Under the former government, workplace safety penalties were frozen for nearly 10 years.

Despite an Australia-wide ban on the manufacture, use and importation of asbestos coming into force in 2004, to this day, asbestos continues to still make its way into NSW workplaces.

These new laws will:

  • Increase every court penalty imposed in NSW relating to unsafe workplaces.
  • Increase maximum fines from $798,383 to $2,168,029 and the maximum imprisonment time from 5 years to 10 years, for the worst offences under Work Health and Safety (WHS) Laws, known as Category 1 offences.
  • Empower SafeWork to issue a ‘prohibited asbestos notice,’ to direct people and employers to take safety measures to remove and manage asbestos in the workplace.
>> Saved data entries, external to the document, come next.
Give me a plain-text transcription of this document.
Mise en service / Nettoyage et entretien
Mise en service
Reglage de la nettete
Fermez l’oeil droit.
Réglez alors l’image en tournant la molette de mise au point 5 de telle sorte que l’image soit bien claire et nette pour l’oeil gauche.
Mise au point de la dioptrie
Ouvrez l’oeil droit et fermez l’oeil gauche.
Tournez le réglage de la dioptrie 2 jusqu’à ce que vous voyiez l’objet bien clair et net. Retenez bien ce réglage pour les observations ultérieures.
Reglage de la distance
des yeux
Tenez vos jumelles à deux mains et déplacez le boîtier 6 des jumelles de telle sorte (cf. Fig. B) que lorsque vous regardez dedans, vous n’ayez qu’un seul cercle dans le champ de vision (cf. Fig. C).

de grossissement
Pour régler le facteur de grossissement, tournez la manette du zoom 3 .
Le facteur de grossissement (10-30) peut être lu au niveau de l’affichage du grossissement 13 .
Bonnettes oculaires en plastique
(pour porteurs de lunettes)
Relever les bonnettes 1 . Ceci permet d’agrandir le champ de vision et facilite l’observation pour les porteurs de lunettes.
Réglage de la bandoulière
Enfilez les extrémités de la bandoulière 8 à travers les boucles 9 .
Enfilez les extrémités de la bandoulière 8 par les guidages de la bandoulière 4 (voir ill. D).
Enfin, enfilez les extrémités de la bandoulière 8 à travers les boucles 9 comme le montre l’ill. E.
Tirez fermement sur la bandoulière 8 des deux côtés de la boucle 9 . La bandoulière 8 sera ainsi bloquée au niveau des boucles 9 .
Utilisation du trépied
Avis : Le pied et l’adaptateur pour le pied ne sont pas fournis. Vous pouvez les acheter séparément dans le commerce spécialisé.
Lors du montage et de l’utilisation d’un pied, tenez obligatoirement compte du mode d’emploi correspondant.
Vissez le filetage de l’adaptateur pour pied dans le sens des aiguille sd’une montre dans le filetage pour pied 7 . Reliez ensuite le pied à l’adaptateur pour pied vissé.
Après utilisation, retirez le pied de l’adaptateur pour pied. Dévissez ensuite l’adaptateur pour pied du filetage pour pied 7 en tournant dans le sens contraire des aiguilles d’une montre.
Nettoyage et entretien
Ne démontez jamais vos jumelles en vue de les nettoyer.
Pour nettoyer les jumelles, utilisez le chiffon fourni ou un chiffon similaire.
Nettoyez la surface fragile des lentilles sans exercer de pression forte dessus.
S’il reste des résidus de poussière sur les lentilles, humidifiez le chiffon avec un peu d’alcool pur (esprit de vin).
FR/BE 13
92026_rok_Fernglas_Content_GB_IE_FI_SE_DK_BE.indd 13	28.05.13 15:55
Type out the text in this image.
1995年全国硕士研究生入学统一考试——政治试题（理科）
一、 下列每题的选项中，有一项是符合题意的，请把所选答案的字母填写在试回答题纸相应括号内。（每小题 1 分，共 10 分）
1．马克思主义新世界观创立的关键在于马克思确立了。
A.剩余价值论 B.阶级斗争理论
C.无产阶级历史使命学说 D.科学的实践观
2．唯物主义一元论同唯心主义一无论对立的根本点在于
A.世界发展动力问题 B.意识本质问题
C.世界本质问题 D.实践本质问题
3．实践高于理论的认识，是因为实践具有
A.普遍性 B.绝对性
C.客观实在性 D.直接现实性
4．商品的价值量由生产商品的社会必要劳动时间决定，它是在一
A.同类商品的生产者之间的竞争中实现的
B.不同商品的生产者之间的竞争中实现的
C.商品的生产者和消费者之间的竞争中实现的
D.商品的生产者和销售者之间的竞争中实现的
These amendments will enable the work health and safety regulator to ensure that prohibited asbestos, also referred to as illegally installed asbestos, is removed permanently from workplaces.
  • Stop employers gaming WHS laws by banning the use of insurance to pay for WHS fines as a ‘cost of doing business”’. * Establish a silica worker register to track and trace exposed workers to enable early intervention and better healthcare research.

The silica register is one part of a comprehensive response the NSW Government is pursuing, including increased silicosis screening, worker education and industry compliances blitzes, while the Commonwealth process nears completion.

Commonwealth WHS Ministers will meet in coming weeks to decide on a new regulatory framework or ban on manufactured stone.

These new laws will also clarify powers and responsibilities of inspectors and the liability of corporations for the actions of officers, employees and agents.

Minister for Work Health and Safety and Industrial Relations, Sophie Cotsis said:

“I’m sick and tired of seeing lives uncessarily lost and people being injured at work. These new laws demonstrate just how seriously this government takes keeping workers safe in NSW.

“Everyone deserves a safe place to work, everyone deserves to come home safely to their family and loved ones”.